Standard exclusion criteria in sermorelin trials include active malignancy (GH/IGF-1 may promote tumor growth in certain cancer types), uncontrolled diabetes (IGF-1 affects insulin sensitivity), severe heart failure, and history of acromegaly or other pituitary disorders. Participants with baseline IGF-1 levels in the upper-normal range (>200 ng/mL) are typically excluded because further elevation may increase adverse event risk without additional functional benefit. Individuals taking corticosteroids or other medications that suppress endogenous GH secretion may have blunted responses to sermorelin.

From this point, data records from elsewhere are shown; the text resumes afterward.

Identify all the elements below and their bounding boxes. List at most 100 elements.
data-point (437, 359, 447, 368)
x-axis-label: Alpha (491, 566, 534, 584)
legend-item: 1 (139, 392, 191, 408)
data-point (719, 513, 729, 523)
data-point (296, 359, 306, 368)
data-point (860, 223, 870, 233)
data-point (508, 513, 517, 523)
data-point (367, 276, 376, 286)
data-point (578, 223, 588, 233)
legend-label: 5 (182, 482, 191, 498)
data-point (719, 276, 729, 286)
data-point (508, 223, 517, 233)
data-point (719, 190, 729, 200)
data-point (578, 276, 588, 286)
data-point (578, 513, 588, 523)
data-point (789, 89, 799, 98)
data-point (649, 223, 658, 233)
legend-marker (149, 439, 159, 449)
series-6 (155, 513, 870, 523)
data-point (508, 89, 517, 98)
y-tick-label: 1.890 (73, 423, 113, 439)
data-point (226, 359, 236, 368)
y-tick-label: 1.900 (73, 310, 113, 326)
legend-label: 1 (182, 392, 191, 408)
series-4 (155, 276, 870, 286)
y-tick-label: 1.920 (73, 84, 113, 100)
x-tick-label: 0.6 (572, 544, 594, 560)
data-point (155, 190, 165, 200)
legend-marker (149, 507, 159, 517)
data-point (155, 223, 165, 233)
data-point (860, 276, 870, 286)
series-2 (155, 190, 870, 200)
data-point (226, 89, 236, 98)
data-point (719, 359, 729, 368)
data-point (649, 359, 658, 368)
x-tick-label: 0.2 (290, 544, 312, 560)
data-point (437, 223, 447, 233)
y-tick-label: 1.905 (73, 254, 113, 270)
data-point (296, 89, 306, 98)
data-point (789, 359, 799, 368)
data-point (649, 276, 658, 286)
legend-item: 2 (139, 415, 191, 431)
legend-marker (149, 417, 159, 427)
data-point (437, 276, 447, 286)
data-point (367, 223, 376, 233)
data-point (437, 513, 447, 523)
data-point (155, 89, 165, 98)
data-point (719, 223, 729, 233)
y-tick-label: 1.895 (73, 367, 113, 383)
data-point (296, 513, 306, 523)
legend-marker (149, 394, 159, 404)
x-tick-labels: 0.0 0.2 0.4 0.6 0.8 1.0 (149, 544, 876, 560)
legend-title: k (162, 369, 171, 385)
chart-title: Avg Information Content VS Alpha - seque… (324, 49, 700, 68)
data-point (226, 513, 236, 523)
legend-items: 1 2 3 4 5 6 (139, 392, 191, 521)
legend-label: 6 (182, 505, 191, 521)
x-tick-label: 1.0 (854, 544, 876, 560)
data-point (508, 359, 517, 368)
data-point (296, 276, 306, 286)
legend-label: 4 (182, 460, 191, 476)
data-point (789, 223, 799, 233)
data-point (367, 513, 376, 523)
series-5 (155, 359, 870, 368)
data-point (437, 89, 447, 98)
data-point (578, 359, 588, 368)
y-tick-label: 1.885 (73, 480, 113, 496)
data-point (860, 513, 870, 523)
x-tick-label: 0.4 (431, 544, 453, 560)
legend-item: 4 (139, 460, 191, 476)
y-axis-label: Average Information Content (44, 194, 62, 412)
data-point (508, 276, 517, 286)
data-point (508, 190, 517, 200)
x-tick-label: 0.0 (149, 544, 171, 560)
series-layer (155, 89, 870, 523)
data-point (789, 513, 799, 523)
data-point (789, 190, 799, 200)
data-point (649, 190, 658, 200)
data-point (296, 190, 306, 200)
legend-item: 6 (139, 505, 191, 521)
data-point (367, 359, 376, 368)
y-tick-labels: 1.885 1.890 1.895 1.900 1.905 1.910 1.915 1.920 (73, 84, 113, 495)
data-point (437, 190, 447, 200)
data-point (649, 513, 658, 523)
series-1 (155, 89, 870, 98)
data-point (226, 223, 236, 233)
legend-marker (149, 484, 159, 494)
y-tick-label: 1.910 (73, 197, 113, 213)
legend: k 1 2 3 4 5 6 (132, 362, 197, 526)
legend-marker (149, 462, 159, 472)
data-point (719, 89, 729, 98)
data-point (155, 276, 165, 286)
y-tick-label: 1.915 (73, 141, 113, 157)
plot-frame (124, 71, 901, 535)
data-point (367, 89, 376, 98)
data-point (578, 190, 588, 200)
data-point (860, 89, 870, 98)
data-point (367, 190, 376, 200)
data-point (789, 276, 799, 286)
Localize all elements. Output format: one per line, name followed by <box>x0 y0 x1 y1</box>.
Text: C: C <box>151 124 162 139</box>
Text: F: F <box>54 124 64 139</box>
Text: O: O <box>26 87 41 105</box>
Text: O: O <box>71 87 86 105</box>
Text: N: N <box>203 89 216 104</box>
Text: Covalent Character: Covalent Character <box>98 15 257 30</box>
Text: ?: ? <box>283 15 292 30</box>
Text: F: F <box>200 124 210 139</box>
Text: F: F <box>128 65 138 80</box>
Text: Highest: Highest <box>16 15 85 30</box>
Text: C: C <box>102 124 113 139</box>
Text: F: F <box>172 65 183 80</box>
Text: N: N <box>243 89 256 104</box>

How does sermorelin compare to MK-677 (ibutamoren) for frailty research?▼

MK-677 is a ghrelin mimetic that stimulates GH release through a different receptor pathway than sermorelin — it acts on the growth hormone secretagogue receptor (GHS-R) rather than GHRH receptors. Both compounds elevate IGF-1, but MK-677 also increases appetite significantly (ghrelin is the ‘hunger hormone’), which can be problematic in frailty populations already at risk for obesity and metabolic dysfunction. Sermorelin has a cleaner mechanism with fewer off-target effects. No head-to-head trials directly compare the two in frailty contexts, but sermorelin’s receptor selectivity and absence of appetite stimulation make it the preferred choice in most published research protocols.